Who did you work with?

Daniel Ngangasi has been our in Country partner for over 14 years in the Kasese region of Uganda. He helps distribute the equipment we provide as well as sells the honey locally that he purchases from project participants if they wish to sell to him. Daniel’s business is called LIDEFO and is certified in Uganda. It also supports a local girl’s school called Liberty College with the proceeds of their honey sales. Daniel and his wife Grace have a local sale shop in the town of Kasese where people can come and purchase the honey and a few other dry goods.

Both Bensen and Simon are our field officers overseen by Daniel. These men go to the projects once a month and provide training and support to the projects. These tasks include hive inspections, honey harvesting and swarm collection.

What are the main differences between beekeeping in Uganda and beekeeping at home?

The main difference in the beekeeping practices of the USA and Uganda is the type of hive that is used to keep the bees. In the US, the predominate way is by using box hives called Langstroth hives that you stack vertically on top of each other, when the honey is ready to be harvested these frames are scrapped open and the honey spun out.

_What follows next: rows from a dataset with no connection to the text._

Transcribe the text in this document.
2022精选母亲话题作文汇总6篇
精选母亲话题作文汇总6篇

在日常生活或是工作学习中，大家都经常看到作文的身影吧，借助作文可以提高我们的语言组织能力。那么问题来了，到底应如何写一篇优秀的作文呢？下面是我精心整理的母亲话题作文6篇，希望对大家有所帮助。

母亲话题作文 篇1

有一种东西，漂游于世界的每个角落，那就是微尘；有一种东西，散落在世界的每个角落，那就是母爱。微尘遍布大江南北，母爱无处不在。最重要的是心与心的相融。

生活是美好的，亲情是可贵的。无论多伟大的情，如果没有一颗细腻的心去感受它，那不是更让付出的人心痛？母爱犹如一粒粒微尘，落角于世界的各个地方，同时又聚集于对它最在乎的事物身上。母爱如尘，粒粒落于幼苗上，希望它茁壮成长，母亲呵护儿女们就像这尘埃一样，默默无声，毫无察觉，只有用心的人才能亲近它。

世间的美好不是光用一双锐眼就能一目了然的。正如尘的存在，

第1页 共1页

The frames then are returned to the hive to be reused.

In Uganda the people use either traditional hives which are woven and cylindrical in shape and held together by mud and dung or top bar hives. We are encouraging the beekeepers to transition into top bar hives which are wooden, and the bees work the frames horizontally. When it is time to harvest honey the combs that contain the honey are removed and they are then crushed to remove and strain the honey and the leftover beeswax can be used to create value added products such as candles, balms and creams.

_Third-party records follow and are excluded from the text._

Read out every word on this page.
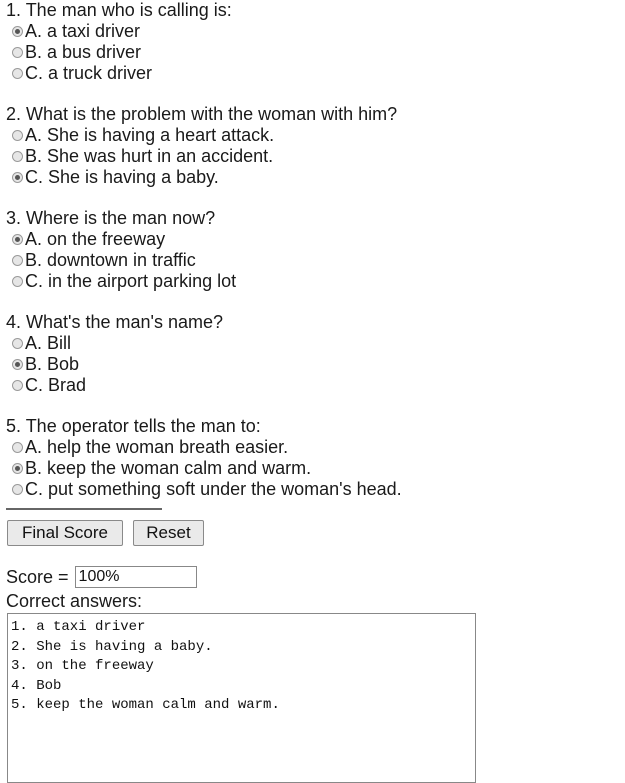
1. The man who is calling is:
A. a taxi driver
B. a bus driver
C. a truck driver
2. What is the problem with the woman with him?
A. She is having a heart attack.
B. She was hurt in an accident.
C. She is having a baby.
3. Where is the man now?
A. on the freeway
B. downtown in traffic
C. in the airport parking lot
4. What's the man's name?
A. Bill
B. Bob
C. Brad
5. The operator tells the man to:
A. help the woman breath easier.
B. keep the woman calm and warm.
C. put something soft under the woman's head.
Final Score	Reset
Score =
100%
Correct answers:
1. a taxi driver
2. She is having a baby.
3. on the freeway
4. Bob
5. keep the woman calm and warm.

The main reason the traditional hives are not ideal is that the harvesting the honey usually results in harming the hive or drastically reducing its ability for them to survive and continue to produce honey. Also, the traditional hives fall apart easily after a rain or two and the bees swarm off.

About Niki Backes

Niki Backes has been a beekeeper for 25 years. She has experience in commercial beekeeping and ran her own beekeeping business. She has traveled extensively keeping bees in Europe, South America, Australia and now Africa. She is also a cosmetic formulator focusing on the beehive’s byproducts, including beeswax, propolis, royal jelly and bee pollen. She currently manages a few hives of her own located in Southern Michigan in the United States. Niki is the Supporter Care Manager for Bees Abroad as well as a volunteer Partnership Manager for Bees Abroad in Uganda and a member of Bees Abroad’s Hive Twinning community with her hives twinned with another project in Sierra Leone, Bee Farmers on Crutches.